The abele spelen (/nl/) are a collection of four plays contained in the Van Hulthem Manuscript, which dates from 1410 and is in the collection of the Royal Library of Belgium in Brussels (shelfmark hs. 15.589-623).

The word abele means ‘noble’, and spelen means ‘plays’. In this instance the word ‘noble’ is used as the opposite of ‘religious’, i.e. 'profane'. The "noble plays" date from around 1350. They are the oldest plays of a worldly, non-religious nature known in the Dutch language, and among the oldest known in West-European theatre.

All four plays concern love, and are written in the style of stories of hoofse liefde or courtly love (note that the word ‘hof’ means ‘court’). Respectively, the amorous pairs in the plays are Esmoreit and Damiët, Gloriant and Florentijn, Lanseloet and Sanderijn, Winter and Somer, the latter being an allegory.

The four abele spelen are:
- Esmoreit (1018 lines)
- Gloriant (1142 lines)
- Lanseloet van Denemerken (925 lines)
- Vanden Winter ende vanden Somer (625 lines)

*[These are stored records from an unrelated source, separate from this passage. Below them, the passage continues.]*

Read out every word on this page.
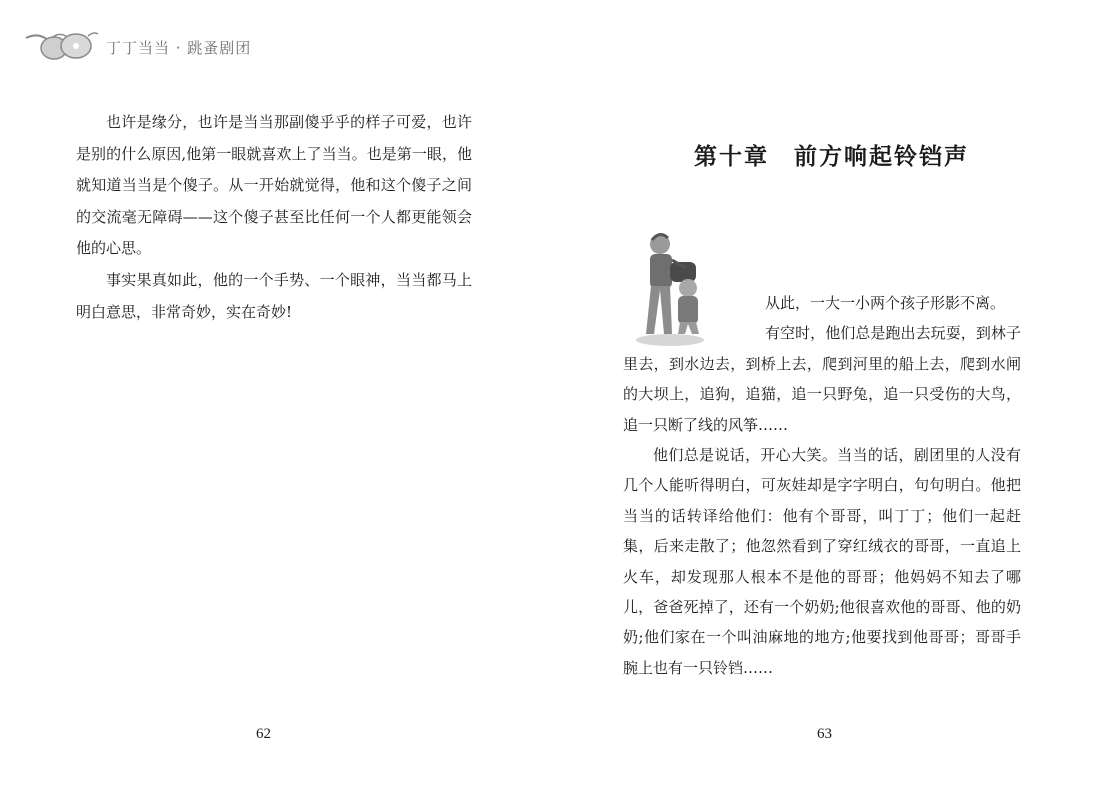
丁丁当当 · 跳蚤剧团

也许是缘分，也许是当当那副傻乎乎的样子可爱，也许是别的什么原因,他第一眼就喜欢上了当当。也是第一眼，他就知道当当是个傻子。从一开始就觉得，他和这个傻子之间的交流毫无障碍——这个傻子甚至比任何一个人都更能领会他的心思。

事实果真如此，他的一个手势、一个眼神，当当都马上明白意思，非常奇妙，实在奇妙!

62
第十章　前方响起铃铛声

从此，一大一小两个孩子形影不离。

有空时，他们总是跑出去玩耍，到林子里去，到水边去，到桥上去，爬到河里的船上去，爬到水闸的大坝上，追狗，追猫，追一只野兔，追一只受伤的大鸟，追一只断了线的风筝……

他们总是说话，开心大笑。当当的话，剧团里的人没有几个人能听得明白，可灰娃却是字字明白，句句明白。他把当当的话转译给他们：他有个哥哥，叫丁丁；他们一起赶集，后来走散了；他忽然看到了穿红绒衣的哥哥，一直追上火车，却发现那人根本不是他的哥哥；他妈妈不知去了哪儿，爸爸死掉了，还有一个奶奶;他很喜欢他的哥哥、他的奶奶;他们家在一个叫油麻地的地方;他要找到他哥哥；哥哥手腕上也有一只铃铛……

63
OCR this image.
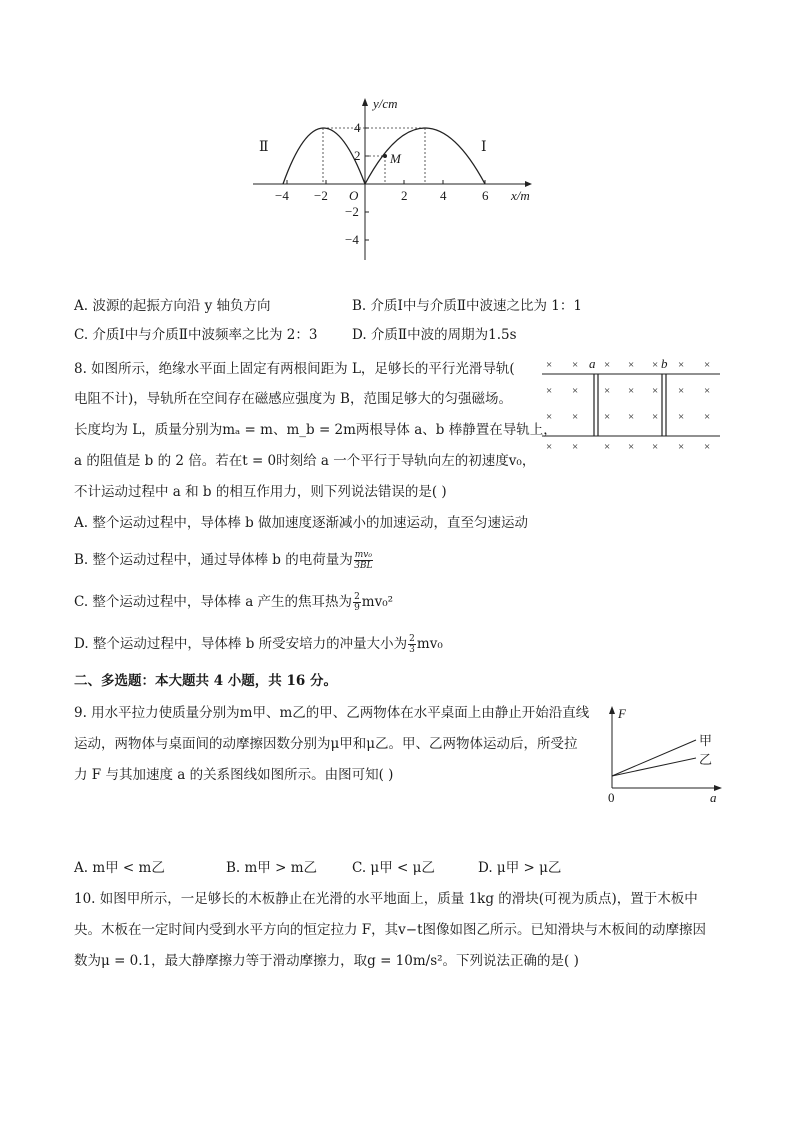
y/cm
x/m
O
−4 −2	2	4	6
2
4
−2
−4
Ⅱ	Ⅰ
M
A. 波源的起振方向沿 y 轴负方向	B. 介质Ⅰ中与介质Ⅱ中波速之比为 1：1
C. 介质Ⅰ中与介质Ⅱ中波频率之比为 2：3	D. 介质Ⅱ中波的周期为1.5s
8. 如图所示，绝缘水平面上固定有两根间距为 L，足够长的平行光滑导轨(
电阻不计)，导轨所在空间存在磁感应强度为 B，范围足够大的匀强磁场。
长度均为 L，质量分别为mₐ = m、m_b = 2m两根导体 a、b 棒静置在导轨上，
a 的阻值是 b 的 2 倍。若在t = 0时刻给 a 一个平行于导轨向左的初速度v₀，
不计运动过程中 a 和 b 的相互作用力，则下列说法错误的是( )
a	b
× × × × × × ×
× × × × × × ×
× × × × × × ×
× × × × × × ×
A. 整个运动过程中，导体棒 b 做加速度逐渐减小的加速运动，直至匀速运动
B. 整个运动过程中，通过导体棒 b 的电荷量为 $\frac{\text{mv₀}}{3BL}$
C. 整个运动过程中，导体棒 a 产生的焦耳热为 $\frac{2}{9} mv_0^2$
D. 整个运动过程中，导体棒 b 所受安培力的冲量大小为 $\frac{2}{3} mv_0$
二、多选题：本大题共 4 小题，共 16 分。
9. 用水平拉力使质量分别为m甲、m乙的甲、乙两物体在水平桌面上由静止开始沿直线
运动，两物体与桌面间的动摩擦因数分别为μ甲和μ乙。甲、乙两物体运动后，所受拉
力 F 与其加速度 a 的关系图线如图所示。由图可知( )
F
a
0
甲
乙
A. m甲 < m乙	B. m甲 > m乙	C. μ甲 < μ乙	D. μ甲 > μ乙
10. 如图甲所示，一足够长的木板静止在光滑的水平地面上，质量 1kg 的滑块(可视为质点)，置于木板中
央。木板在一定时间内受到水平方向的恒定拉力 F，其v−t图像如图乙所示。已知滑块与木板间的动摩擦因
数为μ = 0.1，最大静摩擦力等于滑动摩擦力，取g = 10m/s²。下列说法正确的是( )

Usually the performance of every ‘abel spel’ was followed by a sotternie, a farce. Because of the noble nature of the play, the same theme was played out in a more populistic and explicit form. The farces belong to the different abele spelen as follows:

- Lippijn (199 lines) -– Esmoreit
- Buskenblazer (208 lines) – Gloriant
- Die Hexe (112 lines) – Lanseloet van Denemerken
- Rubben (245 lines) – Vanden Winter ende vanden Somer
- Truwanten (incomplete)
- Drie daghe here (incomplete)

It has been suggested that there used to be six abele spelen because of the number of sotternieën belonging to them.